Creating a safer digital world
President and Chief Legal Officer of the technology giant Microsoft, Brad Smith, recently visited Wellington where he spoke at an event at Parliament that touched on privacy, terrorism, and the increasing importance of the relationship between governments and the technology sector.
The event was supported by the Faculty of Law and a number of Faculty staff, students, and alumni had the opportunity to attend.
In the wake of the 15 March Christchurch terrorist attacks, where internet and technology companies struggled to keep up with millions of attempts to share a Facebook livestream of the horrific events, Smith said that the technology sector needed to take urgent action to prevent something similar happening again.
“It’s a moment in time that really calls on us to think about what we need to do when it comes to technology. It’s in some ways a frustrating moment because it feels like the tech sector has been a little too slow. I think the tech sector, simply put, needs to do more,” he told the audience.
“It’s not just a question for those tech companies that might be considered part of the problem—it’s actually a question for every tech company, because even if you’re not part of the problem, you have an opportunity, and I would argue a responsibility, to be part of the solution.”
Smith stressed that not only does the sector need to do more on its own, but that it also needs to work more collaboratively with governments and non-governmental organisations. “We need to recognise that the law, regulation, and governments have an increasing role to play,” he said.
He outlined several areas where tech companies could focus on improvement: “One is how we prevent these kinds of abuses of technology to stop the sharing of these kinds of terrorist videos, and how we change human processes—and what we expect tech companies to do.”
To highlight his point, Smith quoted something that Prime Minister Jacinda Ardern had recently said on this topic: “Gone are the days when tech companies could think of their platforms as simply akin to the postal service, where all they did was deliver the mail.”
He said there’s also a need to strengthen the way tech companies collaborate in response to these kinds of crises.
“Certainly we’ve seen tech companies, including Microsoft, working with other companies like Facebook to respond to cybersecurity attacks. We can take some of what we’ve learned and create new protocols that can and should be applied in these instances to react instantaneously, the way the world needs us to act.”
A third aspect Smith noted was the increasingly toxic tone of online interactions.
“We need to recognise and acknowledge that to some degree, digital discourse has become far too toxic. Of course, there’s a huge leap between hateful speech and an armed attack, but to some degree we’ve seen in recent years… the creation of a legitimacy for conduct online that none of us would tolerate in person.

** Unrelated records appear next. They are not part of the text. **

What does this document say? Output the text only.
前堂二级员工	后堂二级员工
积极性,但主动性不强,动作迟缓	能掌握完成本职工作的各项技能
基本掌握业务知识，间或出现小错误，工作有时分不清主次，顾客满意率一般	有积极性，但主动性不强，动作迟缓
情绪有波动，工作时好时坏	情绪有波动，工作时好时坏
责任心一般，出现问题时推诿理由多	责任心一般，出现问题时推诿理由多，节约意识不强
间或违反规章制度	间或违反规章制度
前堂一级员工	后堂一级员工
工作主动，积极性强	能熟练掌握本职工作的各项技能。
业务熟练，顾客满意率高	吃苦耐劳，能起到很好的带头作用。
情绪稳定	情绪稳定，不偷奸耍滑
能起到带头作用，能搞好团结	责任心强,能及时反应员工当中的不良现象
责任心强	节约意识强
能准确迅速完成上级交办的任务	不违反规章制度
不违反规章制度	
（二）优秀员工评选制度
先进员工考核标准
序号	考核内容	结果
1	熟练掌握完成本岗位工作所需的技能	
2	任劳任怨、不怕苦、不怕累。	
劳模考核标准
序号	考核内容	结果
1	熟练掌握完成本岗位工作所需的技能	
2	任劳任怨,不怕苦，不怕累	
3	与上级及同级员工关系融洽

“We would stop it if it were happening in our office, we would scold our children if they said the things people say routinely online. And this toxicity is not making the problem easier to address.
“It’s a multifaceted challenge, and we need to take it seriously. We need to do more if we are going to turn it from a learning moment to a moment of action.”
Smith’s talk expanded on a Microsoft blog post he had recently authored on the same topic.